Others have told of officers telling young cops to forget what they learned in police college and offering to teach them their version of what the streets are really like.
So, a young cop with this kind of training, could see a young Black man going home from the library with a ton of books under his arm and decide he could be concealing drugs or a weapon in those books. Whether or not that makes sense, under carding this cop could stop that young man, question and card – or document – him while under the Criminal Code he would need more than just his belief that all Black people are criminals. That information collected will then be placed in a police database for future reference or use against that youth.
Now do you see why the police do not want to end carding? It has nothing to do with keeping the city safe, it is to keep Blacks in their place, afraid of the cops and under constant surveillance.
When Mayor Tory put himself on the Toronto Police Service Board and used his influence to throw out the policy established by the previous board which would have placed certain curbs and controls on carding, he didn’t care how members of the Black community felt about the policy. And because he knew he had friends in the Black community who would support whatever he did, useful idiots, he concluded that he didn’t have to care.

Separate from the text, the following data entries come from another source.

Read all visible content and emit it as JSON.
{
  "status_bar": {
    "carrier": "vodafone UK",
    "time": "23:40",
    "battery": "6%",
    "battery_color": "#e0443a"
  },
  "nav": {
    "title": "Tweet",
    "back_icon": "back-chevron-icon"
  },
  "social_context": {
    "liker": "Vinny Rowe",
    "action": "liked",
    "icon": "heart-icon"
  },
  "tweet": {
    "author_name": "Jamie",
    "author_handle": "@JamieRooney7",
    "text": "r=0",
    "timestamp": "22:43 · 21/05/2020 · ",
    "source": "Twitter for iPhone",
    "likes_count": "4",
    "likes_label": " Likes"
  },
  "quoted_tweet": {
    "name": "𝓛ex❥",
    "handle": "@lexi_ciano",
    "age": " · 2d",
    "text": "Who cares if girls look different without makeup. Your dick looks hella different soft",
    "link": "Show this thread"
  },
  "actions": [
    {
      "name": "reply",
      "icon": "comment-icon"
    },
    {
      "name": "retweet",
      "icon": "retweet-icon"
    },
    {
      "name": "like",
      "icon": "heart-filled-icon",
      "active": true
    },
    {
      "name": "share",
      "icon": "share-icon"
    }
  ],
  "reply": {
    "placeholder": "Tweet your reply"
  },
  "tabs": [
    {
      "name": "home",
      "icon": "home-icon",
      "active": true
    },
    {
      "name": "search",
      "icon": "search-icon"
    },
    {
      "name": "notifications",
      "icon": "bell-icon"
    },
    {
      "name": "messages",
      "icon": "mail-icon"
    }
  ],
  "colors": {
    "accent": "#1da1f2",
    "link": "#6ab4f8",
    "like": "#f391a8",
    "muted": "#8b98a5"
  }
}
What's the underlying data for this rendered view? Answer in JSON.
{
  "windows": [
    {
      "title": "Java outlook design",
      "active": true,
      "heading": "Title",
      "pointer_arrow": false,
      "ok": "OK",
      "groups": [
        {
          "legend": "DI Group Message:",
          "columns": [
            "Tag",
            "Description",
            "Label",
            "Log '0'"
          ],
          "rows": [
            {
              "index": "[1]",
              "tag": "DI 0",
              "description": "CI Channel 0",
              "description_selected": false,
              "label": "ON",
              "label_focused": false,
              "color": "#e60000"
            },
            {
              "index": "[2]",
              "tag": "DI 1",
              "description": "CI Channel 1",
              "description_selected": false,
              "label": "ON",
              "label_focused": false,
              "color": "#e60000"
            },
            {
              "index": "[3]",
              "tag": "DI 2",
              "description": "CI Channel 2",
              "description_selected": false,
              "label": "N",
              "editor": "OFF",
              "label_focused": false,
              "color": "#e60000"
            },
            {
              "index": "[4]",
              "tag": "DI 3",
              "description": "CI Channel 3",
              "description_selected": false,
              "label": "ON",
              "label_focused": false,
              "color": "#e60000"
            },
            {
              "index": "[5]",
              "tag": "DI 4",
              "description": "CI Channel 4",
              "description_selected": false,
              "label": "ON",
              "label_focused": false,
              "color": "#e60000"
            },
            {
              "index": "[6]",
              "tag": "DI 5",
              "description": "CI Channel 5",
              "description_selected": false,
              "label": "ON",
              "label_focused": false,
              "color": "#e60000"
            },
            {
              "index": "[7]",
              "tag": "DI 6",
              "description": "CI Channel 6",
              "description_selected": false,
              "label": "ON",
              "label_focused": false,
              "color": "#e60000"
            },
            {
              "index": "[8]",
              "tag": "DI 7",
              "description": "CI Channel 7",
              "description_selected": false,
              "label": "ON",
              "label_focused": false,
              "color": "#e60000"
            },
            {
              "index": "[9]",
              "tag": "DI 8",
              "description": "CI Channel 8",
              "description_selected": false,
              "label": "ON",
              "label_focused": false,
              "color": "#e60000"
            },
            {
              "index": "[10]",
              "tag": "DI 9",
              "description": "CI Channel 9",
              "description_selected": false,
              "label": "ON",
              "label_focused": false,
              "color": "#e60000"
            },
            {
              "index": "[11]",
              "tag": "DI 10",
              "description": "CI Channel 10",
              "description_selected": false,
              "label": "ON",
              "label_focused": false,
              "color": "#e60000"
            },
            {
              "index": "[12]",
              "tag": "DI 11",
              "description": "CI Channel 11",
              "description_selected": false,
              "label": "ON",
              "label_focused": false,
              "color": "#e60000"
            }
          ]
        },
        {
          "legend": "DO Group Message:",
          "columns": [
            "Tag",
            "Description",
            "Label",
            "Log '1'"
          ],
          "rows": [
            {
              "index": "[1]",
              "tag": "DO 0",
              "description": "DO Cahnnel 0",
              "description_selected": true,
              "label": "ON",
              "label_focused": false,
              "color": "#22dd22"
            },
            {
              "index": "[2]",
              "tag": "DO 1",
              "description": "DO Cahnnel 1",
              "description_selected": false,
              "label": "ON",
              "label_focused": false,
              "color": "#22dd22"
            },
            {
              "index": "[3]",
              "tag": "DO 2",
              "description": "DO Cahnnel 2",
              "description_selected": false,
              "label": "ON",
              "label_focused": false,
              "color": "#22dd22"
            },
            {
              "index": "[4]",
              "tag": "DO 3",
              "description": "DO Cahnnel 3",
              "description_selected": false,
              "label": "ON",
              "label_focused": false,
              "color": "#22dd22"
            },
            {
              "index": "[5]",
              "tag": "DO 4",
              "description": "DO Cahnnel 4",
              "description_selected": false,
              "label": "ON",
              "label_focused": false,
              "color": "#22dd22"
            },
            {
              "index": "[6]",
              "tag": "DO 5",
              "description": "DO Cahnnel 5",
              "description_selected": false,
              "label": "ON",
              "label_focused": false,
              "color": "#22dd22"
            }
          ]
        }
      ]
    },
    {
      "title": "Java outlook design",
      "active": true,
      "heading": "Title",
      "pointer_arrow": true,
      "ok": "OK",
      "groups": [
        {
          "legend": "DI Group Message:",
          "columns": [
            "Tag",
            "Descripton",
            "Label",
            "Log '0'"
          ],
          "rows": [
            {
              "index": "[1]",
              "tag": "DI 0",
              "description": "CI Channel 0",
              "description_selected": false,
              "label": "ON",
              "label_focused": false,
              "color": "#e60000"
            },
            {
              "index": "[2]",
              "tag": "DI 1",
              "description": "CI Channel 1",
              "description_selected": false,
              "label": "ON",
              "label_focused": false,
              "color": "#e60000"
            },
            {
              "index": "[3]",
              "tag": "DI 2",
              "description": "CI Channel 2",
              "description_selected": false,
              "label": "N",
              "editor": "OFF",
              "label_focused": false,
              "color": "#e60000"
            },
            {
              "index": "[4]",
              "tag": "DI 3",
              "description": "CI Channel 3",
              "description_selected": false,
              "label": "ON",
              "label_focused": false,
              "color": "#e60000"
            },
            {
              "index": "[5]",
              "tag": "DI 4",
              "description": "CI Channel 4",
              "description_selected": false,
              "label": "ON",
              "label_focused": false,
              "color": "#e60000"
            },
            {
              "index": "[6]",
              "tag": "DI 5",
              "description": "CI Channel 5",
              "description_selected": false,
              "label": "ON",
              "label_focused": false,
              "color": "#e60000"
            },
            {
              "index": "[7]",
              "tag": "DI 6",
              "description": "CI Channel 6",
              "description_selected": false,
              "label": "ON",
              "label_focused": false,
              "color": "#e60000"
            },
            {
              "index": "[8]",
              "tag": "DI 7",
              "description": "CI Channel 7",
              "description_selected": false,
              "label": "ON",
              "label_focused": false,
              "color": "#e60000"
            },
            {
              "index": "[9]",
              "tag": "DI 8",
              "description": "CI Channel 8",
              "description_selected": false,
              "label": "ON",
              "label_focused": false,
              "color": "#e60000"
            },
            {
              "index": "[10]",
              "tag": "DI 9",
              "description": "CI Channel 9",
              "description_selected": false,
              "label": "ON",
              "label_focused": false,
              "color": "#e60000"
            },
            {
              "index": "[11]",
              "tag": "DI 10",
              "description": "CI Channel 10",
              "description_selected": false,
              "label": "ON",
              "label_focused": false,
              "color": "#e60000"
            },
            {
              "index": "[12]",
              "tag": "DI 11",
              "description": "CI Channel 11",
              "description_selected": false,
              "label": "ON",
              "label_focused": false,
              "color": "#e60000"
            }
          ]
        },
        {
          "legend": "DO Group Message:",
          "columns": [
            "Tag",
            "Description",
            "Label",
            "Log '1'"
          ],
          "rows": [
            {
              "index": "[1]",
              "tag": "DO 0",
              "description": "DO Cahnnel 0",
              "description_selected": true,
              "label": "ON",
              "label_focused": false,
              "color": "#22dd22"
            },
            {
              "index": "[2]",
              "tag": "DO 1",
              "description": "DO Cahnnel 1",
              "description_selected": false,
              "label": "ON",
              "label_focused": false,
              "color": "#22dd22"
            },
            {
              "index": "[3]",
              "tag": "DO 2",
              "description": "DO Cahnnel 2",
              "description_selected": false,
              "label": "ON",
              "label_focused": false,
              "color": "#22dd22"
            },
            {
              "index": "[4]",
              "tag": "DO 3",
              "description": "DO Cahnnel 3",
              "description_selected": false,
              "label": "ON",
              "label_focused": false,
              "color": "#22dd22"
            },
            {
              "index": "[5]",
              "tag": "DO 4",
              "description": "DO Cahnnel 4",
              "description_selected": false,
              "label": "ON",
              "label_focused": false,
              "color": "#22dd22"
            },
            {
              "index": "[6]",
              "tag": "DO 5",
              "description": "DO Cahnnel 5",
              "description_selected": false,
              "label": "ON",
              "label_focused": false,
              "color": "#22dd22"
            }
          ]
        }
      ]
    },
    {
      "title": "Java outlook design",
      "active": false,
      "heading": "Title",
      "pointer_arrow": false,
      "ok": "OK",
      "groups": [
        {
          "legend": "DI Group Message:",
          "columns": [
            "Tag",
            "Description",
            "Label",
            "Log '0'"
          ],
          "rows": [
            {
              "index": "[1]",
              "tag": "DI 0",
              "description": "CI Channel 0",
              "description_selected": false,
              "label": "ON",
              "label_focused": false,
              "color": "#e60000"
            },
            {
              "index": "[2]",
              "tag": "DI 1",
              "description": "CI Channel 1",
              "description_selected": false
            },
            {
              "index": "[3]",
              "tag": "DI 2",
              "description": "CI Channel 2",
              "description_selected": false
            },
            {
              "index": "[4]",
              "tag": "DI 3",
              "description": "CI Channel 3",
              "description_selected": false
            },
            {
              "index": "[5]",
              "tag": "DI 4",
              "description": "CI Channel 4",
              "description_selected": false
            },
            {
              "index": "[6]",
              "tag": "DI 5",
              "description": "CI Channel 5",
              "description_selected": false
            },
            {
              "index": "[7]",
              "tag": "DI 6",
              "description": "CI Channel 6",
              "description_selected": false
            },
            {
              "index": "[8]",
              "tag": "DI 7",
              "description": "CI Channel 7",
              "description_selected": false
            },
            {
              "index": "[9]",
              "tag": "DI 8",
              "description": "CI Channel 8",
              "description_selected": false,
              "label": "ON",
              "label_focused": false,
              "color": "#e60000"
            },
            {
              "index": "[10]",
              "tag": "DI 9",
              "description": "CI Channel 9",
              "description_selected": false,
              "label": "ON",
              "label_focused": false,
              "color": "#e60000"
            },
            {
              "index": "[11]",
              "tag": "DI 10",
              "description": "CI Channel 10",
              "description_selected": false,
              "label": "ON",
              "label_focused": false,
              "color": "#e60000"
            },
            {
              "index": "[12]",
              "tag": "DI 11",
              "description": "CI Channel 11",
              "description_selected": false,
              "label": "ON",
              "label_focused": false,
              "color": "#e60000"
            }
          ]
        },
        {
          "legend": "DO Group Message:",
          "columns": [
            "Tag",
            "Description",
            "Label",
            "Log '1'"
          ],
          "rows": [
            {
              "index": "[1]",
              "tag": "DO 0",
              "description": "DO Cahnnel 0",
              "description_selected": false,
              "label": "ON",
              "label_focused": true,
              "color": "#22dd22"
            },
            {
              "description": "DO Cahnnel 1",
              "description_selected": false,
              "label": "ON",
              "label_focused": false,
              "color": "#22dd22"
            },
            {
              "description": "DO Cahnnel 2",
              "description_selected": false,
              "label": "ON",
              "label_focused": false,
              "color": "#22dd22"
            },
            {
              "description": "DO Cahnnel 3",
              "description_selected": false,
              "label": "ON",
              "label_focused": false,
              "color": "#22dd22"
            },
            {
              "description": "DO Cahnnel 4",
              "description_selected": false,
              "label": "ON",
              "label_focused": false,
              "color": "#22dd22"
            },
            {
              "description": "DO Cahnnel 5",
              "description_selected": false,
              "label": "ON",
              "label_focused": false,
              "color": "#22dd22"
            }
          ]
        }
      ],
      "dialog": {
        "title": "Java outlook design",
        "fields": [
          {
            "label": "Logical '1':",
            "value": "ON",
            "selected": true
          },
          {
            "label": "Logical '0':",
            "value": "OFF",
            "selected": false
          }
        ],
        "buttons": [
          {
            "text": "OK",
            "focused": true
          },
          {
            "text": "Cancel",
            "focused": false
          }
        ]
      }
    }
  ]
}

So, Tory and Blair, who now wants to represent a riding in this city as a federal member of parliament for the Liberal Party (makes one want to join the Conservative Party or the NDP), in one stroke unraveled more than a year of the hard work of members of our community and police officers who tried so hard to bring some balance and fairness to this process of carding.
But that might have been a good thing. Trying to fix the carding policy might have been like, to borrow a common expression, putting lipstick on a pig.
Forget about fixing it or placing controls on it, let’s just get rid of it. The police already have enough powers to do their job protecting this city without having to resort to unconstitutional methods that border on the illegal.